Le parcours d’Ana Nuñez Gonzalez est une ode à l’intégration. À l’été 2007, la Cubaine d’origine est arrivée au Québec avec des bases minimales en français. Aujourd’hui, elle fait la promotion du plaisir de lire dans la langue de Molière en tant que directrice de la bibliothèque municipale d’Amos, en Abitibi-Témiscamingue.

L’accueil que lui a réservé la population semble avoir contribué à son bonheur depuis son arrivée en poste, en 2019. « Quand on parle d’intégration dans une nouvelle culture, on peut investir plein d’argent pour des programmes d’aide, mais c’est les gens qui la font au quotidien, dit-elle. Quand nos collègues et nos voisins nous sourient au lieu de nous regarder bizarrement, ça fait toute la différence. »

En effet, rares sont ceux qui résistent à sa bonne humeur et à sa passion pour la littérature. Un feu dont elle a hérité à la naissance.

Toute ma famille lisait beaucoup. Quand mon père a pris sa retraite, il allait à la plage pour nager le matin et il lisait le reste de l’après-midi. Moi-même, toute petite, j’aimais beaucoup les livres.

Ana Nuñez Gonzalez, directrice de la bibliothèque municipale d’Amos

Il faut dire que la littérature est particulièrement célébrée au pays de Castro. « Puisque les revenus et le coût de la vie sont très bas, on peut faire ce que l’on veut dans la vie. Plusieurs personnes choisissent de vivre de leur plume. »

Elle parle d’une autre façon de voir la vie. « La réussite économique et matérielle n’a pas d’importance, parce que personne ne peut se vanter d’avoir une belle voiture ou une super maison. On célèbre la vie en famille, les amitiés, la littérature et les idées. »

Cette réalité n’a toutefois pas que des avantages. Avocate en couple avec un mathématicien, elle devait partager une maison de deux chambres avec leur fille et ses parents. « J’aime beaucoup mes parents, mais je voulais une maison pour ma famille et offrir quelque chose de mieux à ma fille. »

Direction : le Québec. Un choix motivé par son désir de refaire ses études en droit civil, un système qu’elle maîtrisait déjà, et son faible pour le français. « À Cuba, l’anglais est la langue de l’oppresseur, en raison de nos rapports avec les États-Unis. De toute façon, j’ai toujours adoré le français. »
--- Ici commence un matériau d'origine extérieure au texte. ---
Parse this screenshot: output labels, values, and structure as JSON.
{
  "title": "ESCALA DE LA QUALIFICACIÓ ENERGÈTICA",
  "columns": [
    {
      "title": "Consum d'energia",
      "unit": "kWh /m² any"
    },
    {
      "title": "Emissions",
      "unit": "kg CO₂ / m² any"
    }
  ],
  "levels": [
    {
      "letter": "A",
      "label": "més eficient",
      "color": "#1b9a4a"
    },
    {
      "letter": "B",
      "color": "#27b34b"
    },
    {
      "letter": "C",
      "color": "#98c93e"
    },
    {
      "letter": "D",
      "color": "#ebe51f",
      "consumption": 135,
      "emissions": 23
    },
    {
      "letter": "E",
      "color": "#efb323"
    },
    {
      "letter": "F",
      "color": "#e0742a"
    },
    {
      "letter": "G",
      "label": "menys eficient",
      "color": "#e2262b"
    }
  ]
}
De La Havane à Témiscaming

En 2007, Ana Nuñez Gonzalez est arrivée, avec sa fille, dans la petite ville de Témicasming, où son conjoint travaillait déjà. Après avoir perfectionné son français, elle a réalisé que ses chances d’être admise dans un programme de droit très contingenté étaient minces. Elle a donc choisi d’obtenir un certificat en administration, avant de travailler comme directrice du Musée de la gare.
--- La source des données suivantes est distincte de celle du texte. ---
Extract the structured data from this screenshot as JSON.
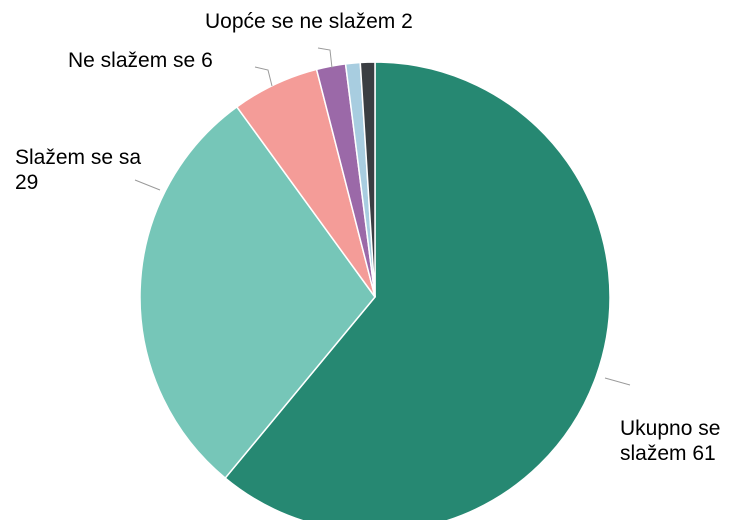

Lorsque l’employeur de son conjoint a fermé, la petite famille est allée vivre à Montréal. Ana en a profité pour faire une maîtrise en sciences de l’information et pour travailler dans le réseau des bibliothèques.

Cinq ans plus tard, l’appel des régions s’est mis à résonner. Très fort. « J’avais du mal avec le bruit en ville, le trafic et les métros bondés. Les grands espaces me manquaient. Je cherchais une possibilité de revenir en région. Quand j’ai vu l’offre à la bibliothèque d’Amos, j’ai sauté sur l’occasion ! »

Petites villes de régions, pleines de possibilités

Elle encourage d’ailleurs les immigrants à privilégier les petites villes des régions. « On a toutes les portes ouvertes. J’ai eu mon premier emploi ici en remplaçant chez Desjardins, alors que je parlais peu français. Après mon certificat, j’ai été nommée directrice de musée. Grâce à ma maîtrise, je dirige une bibliothèque. Ces possibilités-là n’existent pas dans les grands centres. »

À ses yeux, la bibliothèque d’Amos est un carrefour de savoirs, un liant social et un espace favorisant l’intégration des immigrants.

On organise des visites avec la Société d’histoire pour faire découvrir l’histoire de la région et la bibliothèque aux nouveaux arrivants. Plusieurs d’entre eux ne savent pas qu’elle est ouverte à tous et gratuite. On développe aussi une petite collection d’ouvrages pour apprendre le français à partir de différentes langues.

Ana Nuñez Gonzalez

Dans l’avenir, elle souhaite multiplier les relations avec la culture locale. « Je veux qu’on offre des activités littéraires, des ateliers d’écriture et un club de lecture, mais aussi des ateliers de photo et différentes rencontres artistiques, afin que la bibliothèque devienne un centre vivant dans la communauté. »

Une façon pour que tous s’y sentent à la maison, peu importe d’où ils viennent.